Mon amant numéro deux
Je passe sur les propos peu ragoûtants du monsieur. On le voyait de dos en train de se raser dans le cabinet de toilette, rue de Ménilmontant. Nu sur le lit, en train de jouer avec l'ours en peluche, il proposait à Cerise une place d'assistante dans son entreprise d'informatique. Un peu plus tard, il ajouta:
– Tu sais, ta caméra, à mon avis elle est dépassée. Je vais t'offrir un nouveau modèle DVD pour Noël.
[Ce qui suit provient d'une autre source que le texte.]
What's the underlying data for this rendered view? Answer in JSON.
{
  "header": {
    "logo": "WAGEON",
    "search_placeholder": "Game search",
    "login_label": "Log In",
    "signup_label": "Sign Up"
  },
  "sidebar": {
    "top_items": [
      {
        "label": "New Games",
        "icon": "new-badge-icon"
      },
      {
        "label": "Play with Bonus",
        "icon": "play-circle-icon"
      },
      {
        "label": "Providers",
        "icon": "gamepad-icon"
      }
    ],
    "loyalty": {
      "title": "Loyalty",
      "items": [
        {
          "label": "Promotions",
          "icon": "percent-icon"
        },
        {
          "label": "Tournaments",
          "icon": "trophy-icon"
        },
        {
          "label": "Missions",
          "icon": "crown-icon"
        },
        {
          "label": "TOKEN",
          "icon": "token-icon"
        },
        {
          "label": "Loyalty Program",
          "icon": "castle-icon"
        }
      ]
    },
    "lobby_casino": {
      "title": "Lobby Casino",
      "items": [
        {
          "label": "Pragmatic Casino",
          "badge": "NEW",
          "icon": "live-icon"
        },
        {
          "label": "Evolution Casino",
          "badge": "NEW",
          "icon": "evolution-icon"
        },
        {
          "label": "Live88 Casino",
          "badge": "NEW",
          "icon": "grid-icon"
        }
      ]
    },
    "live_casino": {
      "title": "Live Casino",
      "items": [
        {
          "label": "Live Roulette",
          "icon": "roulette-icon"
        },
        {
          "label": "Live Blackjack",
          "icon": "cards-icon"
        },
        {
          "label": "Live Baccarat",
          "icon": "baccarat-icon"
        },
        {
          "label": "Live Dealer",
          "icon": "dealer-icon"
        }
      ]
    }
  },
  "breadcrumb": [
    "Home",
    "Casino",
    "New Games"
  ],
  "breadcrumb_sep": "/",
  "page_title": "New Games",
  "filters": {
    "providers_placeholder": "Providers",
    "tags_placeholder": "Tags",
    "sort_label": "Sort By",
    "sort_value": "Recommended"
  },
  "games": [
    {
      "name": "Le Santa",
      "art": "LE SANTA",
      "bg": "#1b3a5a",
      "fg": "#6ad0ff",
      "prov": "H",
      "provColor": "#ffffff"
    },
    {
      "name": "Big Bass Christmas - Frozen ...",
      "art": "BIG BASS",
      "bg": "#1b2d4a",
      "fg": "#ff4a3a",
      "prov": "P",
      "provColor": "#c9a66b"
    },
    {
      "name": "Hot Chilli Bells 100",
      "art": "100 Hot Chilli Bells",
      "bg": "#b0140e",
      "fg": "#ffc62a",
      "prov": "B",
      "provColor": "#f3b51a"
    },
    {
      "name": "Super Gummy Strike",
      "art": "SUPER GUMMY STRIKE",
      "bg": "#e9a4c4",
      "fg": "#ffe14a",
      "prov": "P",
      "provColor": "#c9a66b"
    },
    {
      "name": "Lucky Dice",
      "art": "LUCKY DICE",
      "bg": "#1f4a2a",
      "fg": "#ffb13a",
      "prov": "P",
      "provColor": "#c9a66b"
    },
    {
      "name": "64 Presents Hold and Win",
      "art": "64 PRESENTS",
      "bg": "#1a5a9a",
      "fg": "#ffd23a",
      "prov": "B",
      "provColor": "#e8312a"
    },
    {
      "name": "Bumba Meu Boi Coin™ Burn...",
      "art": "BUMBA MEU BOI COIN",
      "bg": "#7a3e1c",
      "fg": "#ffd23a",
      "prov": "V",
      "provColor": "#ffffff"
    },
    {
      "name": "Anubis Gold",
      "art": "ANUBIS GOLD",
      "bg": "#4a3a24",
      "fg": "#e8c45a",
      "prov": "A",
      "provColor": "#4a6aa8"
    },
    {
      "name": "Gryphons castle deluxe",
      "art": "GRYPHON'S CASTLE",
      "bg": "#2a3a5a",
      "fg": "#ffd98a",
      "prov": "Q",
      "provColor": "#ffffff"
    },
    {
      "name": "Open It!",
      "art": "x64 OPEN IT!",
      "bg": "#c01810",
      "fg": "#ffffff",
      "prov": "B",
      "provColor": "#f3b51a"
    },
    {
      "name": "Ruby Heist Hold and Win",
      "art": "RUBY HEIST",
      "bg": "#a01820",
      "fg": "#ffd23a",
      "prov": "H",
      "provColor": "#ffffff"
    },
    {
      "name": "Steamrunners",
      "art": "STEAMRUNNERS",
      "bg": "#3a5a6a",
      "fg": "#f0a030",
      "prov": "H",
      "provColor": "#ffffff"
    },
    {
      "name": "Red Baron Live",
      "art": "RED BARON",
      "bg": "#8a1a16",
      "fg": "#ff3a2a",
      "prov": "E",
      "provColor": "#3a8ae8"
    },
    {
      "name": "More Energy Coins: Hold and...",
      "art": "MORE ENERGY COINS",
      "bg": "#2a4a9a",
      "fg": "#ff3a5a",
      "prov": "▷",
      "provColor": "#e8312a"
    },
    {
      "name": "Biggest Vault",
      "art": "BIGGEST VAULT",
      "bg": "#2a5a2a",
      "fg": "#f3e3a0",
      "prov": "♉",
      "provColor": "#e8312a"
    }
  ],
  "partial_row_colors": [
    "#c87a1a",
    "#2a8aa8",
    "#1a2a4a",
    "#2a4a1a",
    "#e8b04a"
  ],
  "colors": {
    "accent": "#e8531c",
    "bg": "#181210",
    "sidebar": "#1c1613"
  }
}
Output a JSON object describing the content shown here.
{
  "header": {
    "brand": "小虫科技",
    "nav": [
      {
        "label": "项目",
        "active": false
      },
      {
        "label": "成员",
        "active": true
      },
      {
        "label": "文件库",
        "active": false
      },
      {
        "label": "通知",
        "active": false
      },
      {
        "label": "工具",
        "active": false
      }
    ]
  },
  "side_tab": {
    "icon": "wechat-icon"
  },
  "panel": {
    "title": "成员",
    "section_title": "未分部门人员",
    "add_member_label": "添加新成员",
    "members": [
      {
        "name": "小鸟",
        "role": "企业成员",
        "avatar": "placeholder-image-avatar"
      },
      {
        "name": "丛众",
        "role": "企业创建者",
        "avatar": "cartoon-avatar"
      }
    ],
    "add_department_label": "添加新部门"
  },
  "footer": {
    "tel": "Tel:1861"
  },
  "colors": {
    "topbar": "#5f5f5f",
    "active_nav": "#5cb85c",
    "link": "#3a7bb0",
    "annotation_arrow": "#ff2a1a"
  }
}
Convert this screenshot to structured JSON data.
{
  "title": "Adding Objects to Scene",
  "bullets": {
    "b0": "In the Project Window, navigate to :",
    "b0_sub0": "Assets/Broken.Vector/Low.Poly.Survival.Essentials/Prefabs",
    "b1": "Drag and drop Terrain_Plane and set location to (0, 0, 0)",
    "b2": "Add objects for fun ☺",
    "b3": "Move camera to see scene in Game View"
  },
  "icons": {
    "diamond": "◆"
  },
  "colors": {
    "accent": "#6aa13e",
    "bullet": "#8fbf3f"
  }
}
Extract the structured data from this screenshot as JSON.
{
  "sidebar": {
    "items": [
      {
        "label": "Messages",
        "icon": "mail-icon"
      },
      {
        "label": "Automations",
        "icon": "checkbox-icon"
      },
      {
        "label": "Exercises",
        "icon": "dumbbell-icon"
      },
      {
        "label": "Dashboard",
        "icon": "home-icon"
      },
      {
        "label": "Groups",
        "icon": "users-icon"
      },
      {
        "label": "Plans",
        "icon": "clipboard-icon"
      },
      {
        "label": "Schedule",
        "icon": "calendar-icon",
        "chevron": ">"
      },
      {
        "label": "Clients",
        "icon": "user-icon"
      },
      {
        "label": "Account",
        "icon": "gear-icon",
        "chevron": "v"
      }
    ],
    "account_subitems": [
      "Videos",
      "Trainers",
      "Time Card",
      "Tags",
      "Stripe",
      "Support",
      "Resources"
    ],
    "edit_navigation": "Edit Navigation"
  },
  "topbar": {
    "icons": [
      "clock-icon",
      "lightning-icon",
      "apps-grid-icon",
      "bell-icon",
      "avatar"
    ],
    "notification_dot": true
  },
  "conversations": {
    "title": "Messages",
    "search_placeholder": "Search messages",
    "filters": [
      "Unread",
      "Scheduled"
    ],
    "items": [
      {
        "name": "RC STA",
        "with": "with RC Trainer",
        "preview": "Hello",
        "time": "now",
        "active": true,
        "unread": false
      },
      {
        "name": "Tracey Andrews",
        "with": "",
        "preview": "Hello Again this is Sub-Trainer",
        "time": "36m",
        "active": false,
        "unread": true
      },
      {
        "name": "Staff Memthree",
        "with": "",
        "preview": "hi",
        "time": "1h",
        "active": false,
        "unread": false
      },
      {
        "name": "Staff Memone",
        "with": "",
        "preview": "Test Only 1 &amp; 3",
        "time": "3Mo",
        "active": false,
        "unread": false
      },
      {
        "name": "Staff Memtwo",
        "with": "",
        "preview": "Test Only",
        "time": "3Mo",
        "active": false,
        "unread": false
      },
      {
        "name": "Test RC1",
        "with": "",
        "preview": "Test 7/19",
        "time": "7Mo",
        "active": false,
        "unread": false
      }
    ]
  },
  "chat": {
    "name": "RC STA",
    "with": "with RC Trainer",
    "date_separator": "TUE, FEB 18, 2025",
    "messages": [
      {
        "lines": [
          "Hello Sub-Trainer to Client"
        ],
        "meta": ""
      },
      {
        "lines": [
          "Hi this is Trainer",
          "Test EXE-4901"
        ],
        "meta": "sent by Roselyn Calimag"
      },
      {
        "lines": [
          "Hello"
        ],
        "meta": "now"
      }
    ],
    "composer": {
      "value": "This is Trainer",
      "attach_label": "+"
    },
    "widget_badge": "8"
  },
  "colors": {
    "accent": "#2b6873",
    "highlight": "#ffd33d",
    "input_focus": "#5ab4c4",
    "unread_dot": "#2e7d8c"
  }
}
Je restais paralysé sur ma chaise. Dans mes crises de jalousie, j'imaginais que Cerise fréquentait des hommes plusjeunes que moi. Mais non: j'étais un membre de sa confrérie de vieillards lubriques. J'avais envie de mourir quand débuta, sur l'écran, la séquence intitulée:
Mon amant numéro un
Peut-être espérais-je encore secrètement bénéficier d'un traitement de faveur, par rapport aux précédents. Je pris longuement ma respiration, au moment où la caméra projetait mon visage, sous les fresques Belle Époque du restaurant le Train Bleu.
Je n'étais pas trop vilain sur cette image. Mais le premier effet qui fit rire l'assemblée, un peu plus tard, fut la répétition quasi exacte, au bouillon Chartier, des propos tenus par l'amant numéro trois:
– Avant de te connaître, plus rien ne m'intéressait. Aujourd'hui, je redécouvre tout ce que j'aime: mais c'est pour toi.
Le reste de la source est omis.